Within Denmark, there is debate over who owns the bones of Saint Canute, although the discussion does not necessarily seem to extend to the actual location in which the remains are held in the way that pervades most restitution cases.
One should not forget that whilst Denmark has been very forward thinking about restitution cases with Greenland , Copenhagen’s National Museum continues to hold onto fragments from the Parthenon Sculptures .
Copenhagen Post 
Who owns Canute’s bones?
Tuesday, 18 August 2009 11:33 News
Submitted by Baron Joost Dahlerup
Not long ago, Greece requested that the British Museum return artefacts to the Acropolis. Likewise, Iceland has requested the Icelandic Sagas be returned. It is becoming more common to ask for original works of art and cultural artefacts to be returned to their countries of origin, so they can be viewed and admired where they belong.

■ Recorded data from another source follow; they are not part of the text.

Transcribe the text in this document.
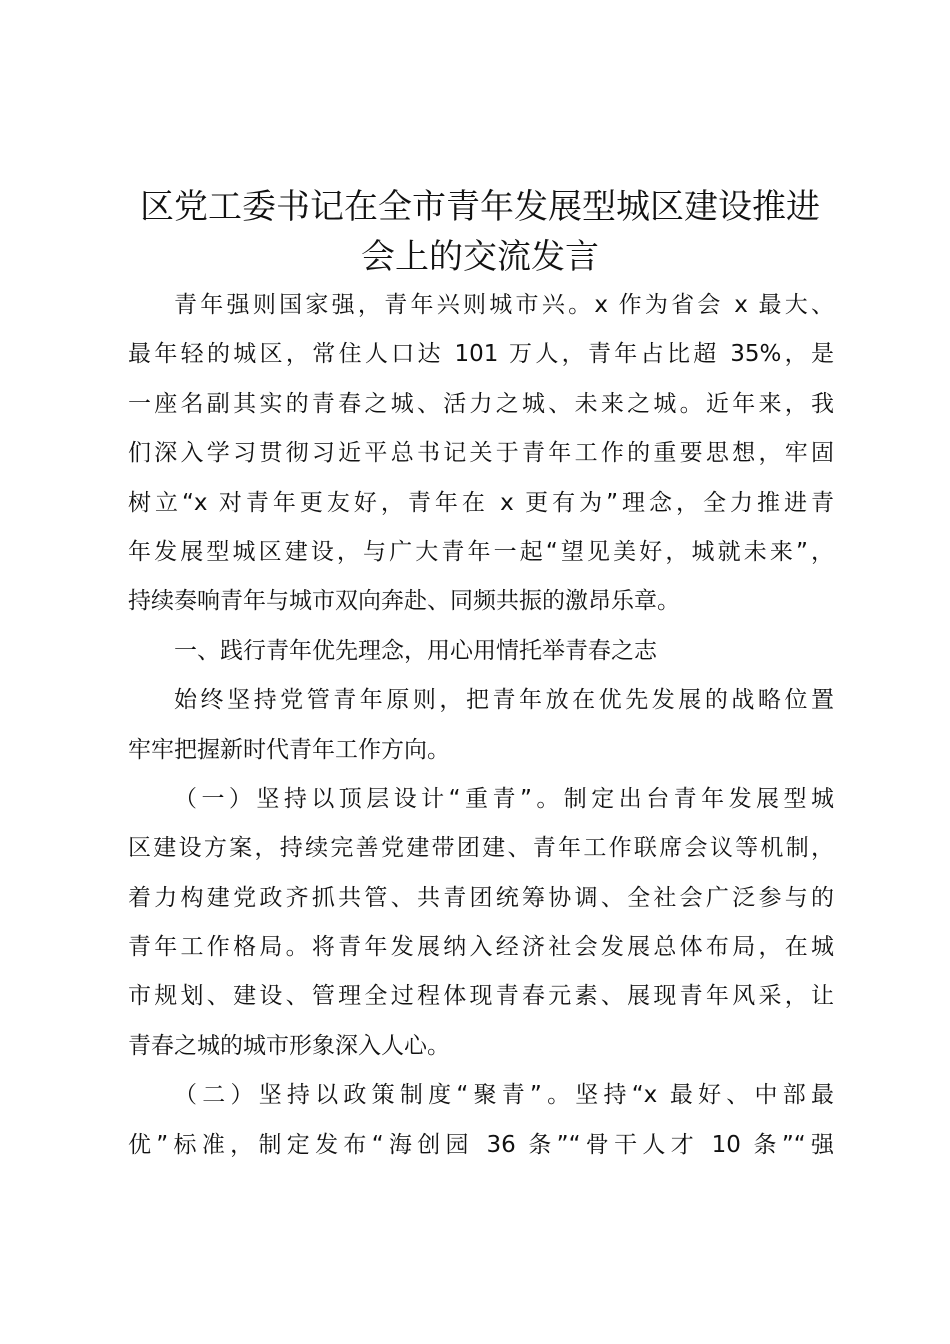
区党工委书记在全市青年发展型城区建设推进
会上的交流发言
青年强则国家强，青年兴则城市兴。x 作为省会 x 最大、
最年轻的城区，常住人口达 101 万人，青年占比超 35%，是
一座名副其实的青春之城、活力之城、未来之城。近年来，我
们深入学习贯彻习近平总书记关于青年工作的重要思想，牢固
树立“x 对青年更友好，青年在 x 更有为”理念，全力推进青
年发展型城区建设，与广大青年一起“望见美好，城就未来”，
持续奏响青年与城市双向奔赴、同频共振的激昂乐章。
一、践行青年优先理念，用心用情托举青春之志
始终坚持党管青年原则，把青年放在优先发展的战略位置
牢牢把握新时代青年工作方向。
（一）坚持以顶层设计“重青”。制定出台青年发展型城
区建设方案，持续完善党建带团建、青年工作联席会议等机制，
着力构建党政齐抓共管、共青团统筹协调、全社会广泛参与的
青年工作格局。将青年发展纳入经济社会发展总体布局，在城
市规划、建设、管理全过程体现青春元素、展现青年风采，让
青春之城的城市形象深入人心。
（二）坚持以政策制度“聚青”。坚持“x 最好、中部最
优”标准，制定发布“海创园 36 条”“骨干人才 10 条”“强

The question, ‘Who owns St Canute’s earthly remains?’ has previously been brought up here in Denmark. Is it the Bishop of Odense or the Church Ministry? Is it the National Museum, or are they a personal possession of the royal family? Who has the final say – the Church Ministry, the Culture Ministry, the National Museum, or the Queen?
Historically speaking, St Canute wasn’t buried in St Canute’s Church in Odense [where his remains lie today, ed], but in the former St Albani Church. His remains weren’t moved to the larger St Canute’s Church until later. But, as a saint, he was canonised a Catholic saint by the Pope, during the time Denmark was a Christian nation.

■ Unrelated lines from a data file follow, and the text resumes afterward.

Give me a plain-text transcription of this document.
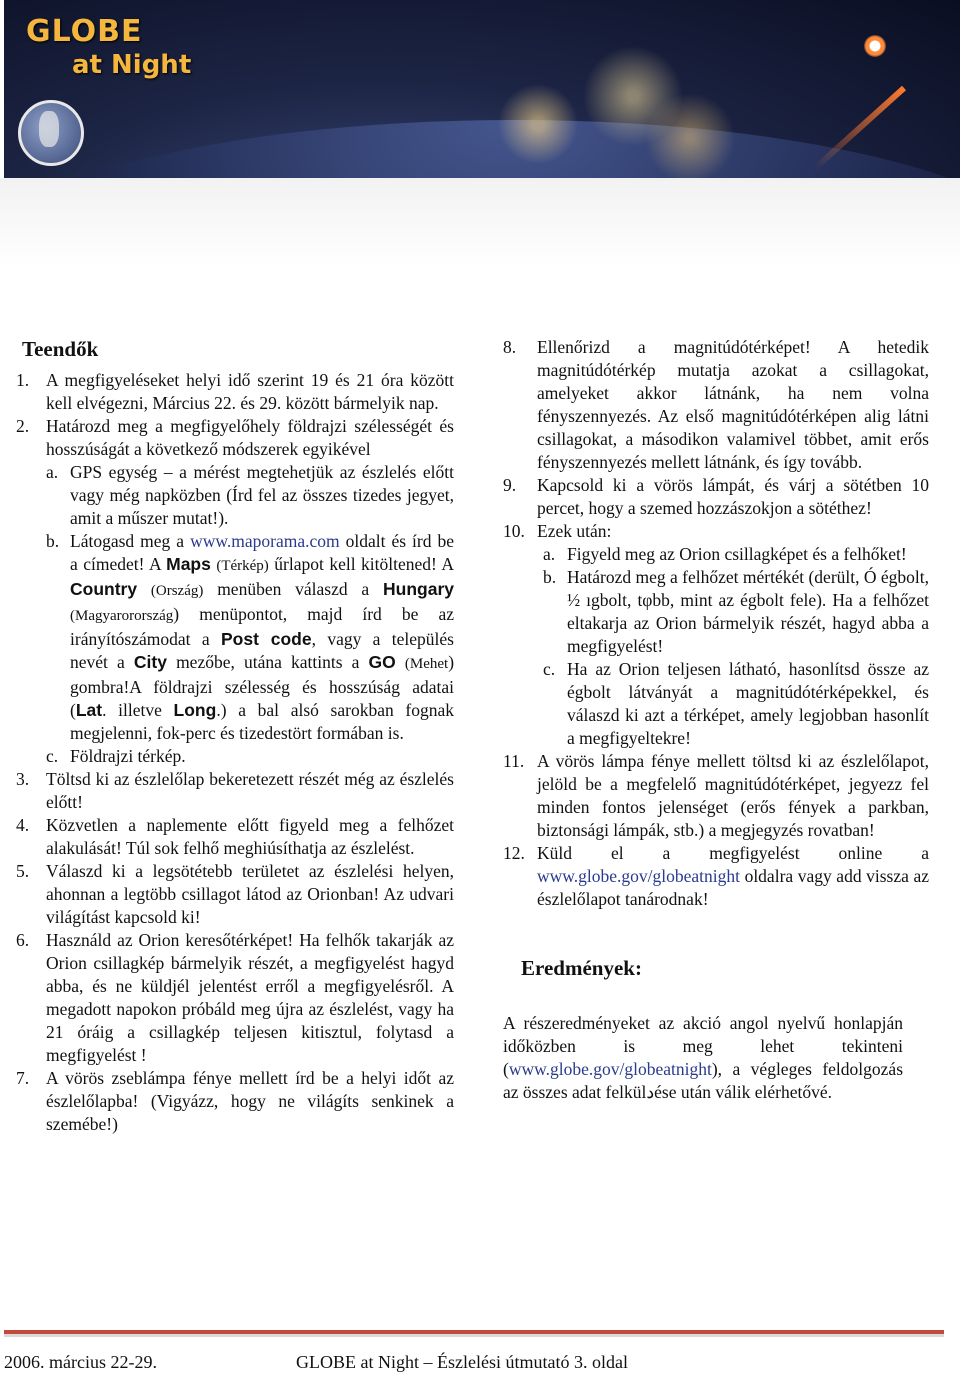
GLOBE
at Night
Teendők
1. A megfigyeléseket helyi idő szerint 19 és 21 óra között kell elvégezni, Március 22. és 29. között bármelyik nap.
2. Határozd meg a megfigyelőhely földrajzi szélességét és hosszúságát a következő módszerek egyikével
a. GPS egység – a mérést megtehetjük az észlelés előtt vagy még napközben (Írd fel az összes tizedes jegyet, amit a műszer mutat!).
b. Látogasd meg a www.maporama.com oldalt és írd be a címedet! A Maps (Térkép) űrlapot kell kitöltened! A Country (Ország) menüben válaszd a Hungary (Magyarorország) menüpontot, majd írd be az irányítószámodat a Post code, vagy a település nevét a City mezőbe, utána kattints a GO (Mehet) gombra!A földrajzi szélesség és hosszúság adatai (Lat. illetve Long.) a bal alsó sarokban fognak megjelenni, fok-perc és tizedestört formában is.
c. Földrajzi térkép.
3. Töltsd ki az észlelőlap bekeretezett részét még az észlelés előtt!
4. Közvetlen a naplemente előtt figyeld meg a felhőzet alakulását! Túl sok felhő meghiúsíthatja az észlelést.
5. Válaszd ki a legsötétebb területet az észlelési helyen, ahonnan a legtöbb csillagot látod az Orionban! Az udvari világítást kapcsold ki!
6. Használd az Orion keresőtérképet! Ha felhők takarják az Orion csillagkép bármelyik részét, a megfigyelést hagyd abba, és ne küldjél jelentést erről a megfigyelésről. A megadott napokon próbáld meg újra az észlelést, vagy ha 21 óráig a csillagkép teljesen kitisztul, folytasd a megfigyelést !
7. A vörös zseblámpa fénye mellett írd be a helyi időt az észlelőlapba! (Vigyázz, hogy ne világíts senkinek a szemébe!)
8. Ellenőrizd a magnitúdótérképet! A hetedik magnitúdótérkép mutatja azokat a csillagokat, amelyeket akkor látnánk, ha nem volna fényszennyezés. Az első magnitúdótérképen alig látni csillagokat, a másodikon valamivel többet, amit erős fényszennyezés mellett látnánk, és így tovább.
9. Kapcsold ki a vörös lámpát, és várj a sötétben 10 percet, hogy a szemed hozzászokjon a sötéthez!
10. Ezek után:
a. Figyeld meg az Orion csillagképet és a felhőket!
b. Határozd meg a felhőzet mértékét (derült, Ó égbolt, ½ ıgbolt, tφbb, mint az égbolt fele). Ha a felhőzet eltakarja az Orion bármelyik részét, hagyd abba a megfigyelést!
c. Ha az Orion teljesen látható, hasonlítsd össze az égbolt látványát a magnitúdótérképekkel, és válaszd ki azt a térképet, amely legjobban hasonlít a megfigyeltekre!
11. A vörös lámpa fénye mellett töltsd ki az észlelőlapot, jelöld be a megfelelő magnitúdótérképet, jegyezz fel minden fontos jelenséget (erős fények a parkban, biztonsági lámpák, stb.) a megjegyzés rovatban!
12. Küld el a megfigyelést online a www.globe.gov/globeatnight oldalra vagy add vissza az észlelőlapot tanárodnak!
Eredmények:
A részeredményeket az akció angol nyelvű honlapján időközben is meg lehet tekinteni (www.globe.gov/globeatnight), a végleges feldolgozás az összes adat felkülدése után válik elérhetővé.
2006. március 22-29.	GLOBE at Night – Észlelési útmutató 3. oldal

For that reason, the holy relic was under papal jurisdiction, and if you asked the Pope, he’d likely say they still are. According to the Odense bishop and the deanery, this, however, is an insult of the highest degree. They believe that the remains of St Canute and his brother should be removed from St Canute’s Church and buried there.
National Museum Director Per Kristian Madsen has now weighed in with the opinion that these curious Medieval remains should be kept together as they are now – not divvied up. That’s despite the fact that St Canute’s Church wasn’t even the final resting place for Canute the Holy. The former St Albani Church was. That church might not exist anymore, but the 1849 Constitution grants freedom of worship.
The Catholic Church was established with that freedom, with houses of worship in the capital and beyond. Denmark is a diocese answering directly to Rome. Danish Catholics, meanwhile, are just as Danish as anyone else in this country, possessing the same civil rights, voting rights and freedom of expression.